Why Sam Altman Won't Be on the Hook for OpenAI's Spending Spree (www.forbes.com)

🤖 AI Summary
OpenAI has locked in eye-popping, multibillion-dollar compute agreements with Oracle, Nvidia, Microsoft, AMD, Broadcom, Amazon and others—announcing exposure that industry observers aggregate at roughly $1.4 trillion in datacenter spending over coming years. CEO Sam Altman says he won’t be personally on the hook if those commitments aren’t met, and OpenAI’s CFO briefly suggested (then walked back) that government could be a “backstop.” Analysts point out the math is extreme: OpenAI would need roughly $577 billion in annual revenue by 2029 to justify full utilization, versus a projected ~$20 billion this year. The company has one disclosed $4 billion revolving credit facility, and many vendor deals are structured with equity swaps, usage-based billing, performance milestones and cancellable clauses—e.g., AMD’s “up to 6 GW” chip pact ( ~$90B notional tied to stock and milestones) and CoreWeave’s $22.4B agreement that can be terminated “for cause.” Significance: these arrangements reshape risk across the AI compute ecosystem.
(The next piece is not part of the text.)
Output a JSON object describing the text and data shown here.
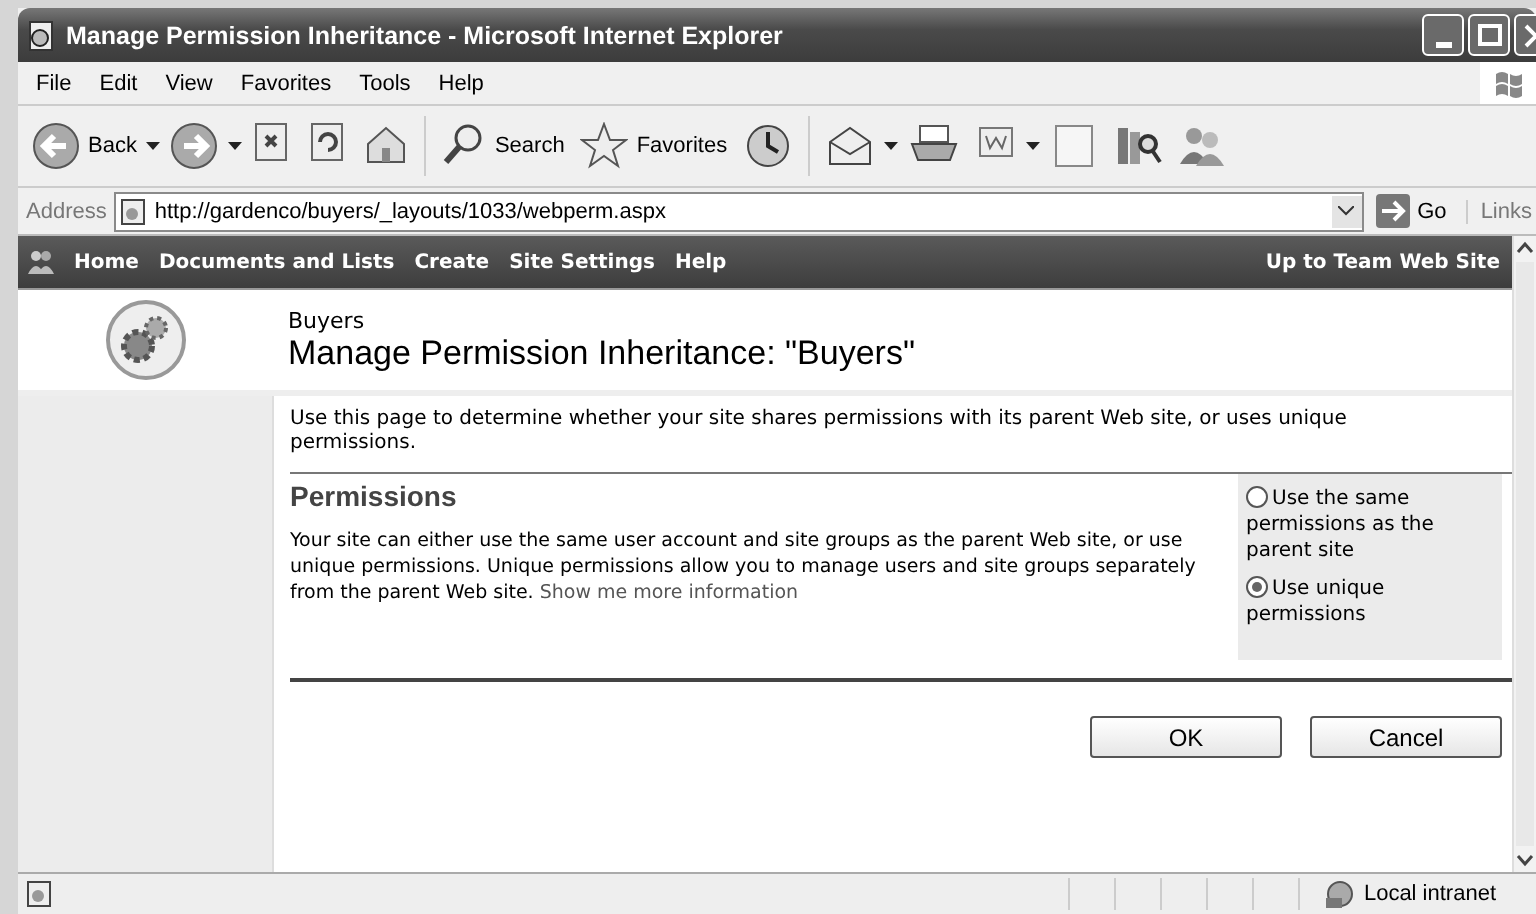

Suppliers have incentives to renegotiate or absorb unused capacity (Nvidia has already agreed to buy CoreWeave’s unsold capacity), reducing bankruptcy risk but amplifying interdependence among cloud, chip and service providers. Corporate-governance experts warn Altman’s lack of personal financial stake weakens accountability even as OpenAI pursues aggressive scaling under “scaling laws.” Practically, most big numbers are flexible—governed by performance, chip availability, power constraints and contract clauses—so the likeliest outcomes are renegotiation, selective usage, or more fundraising/IPO activity rather than a clean, immediate catastrophic unwind.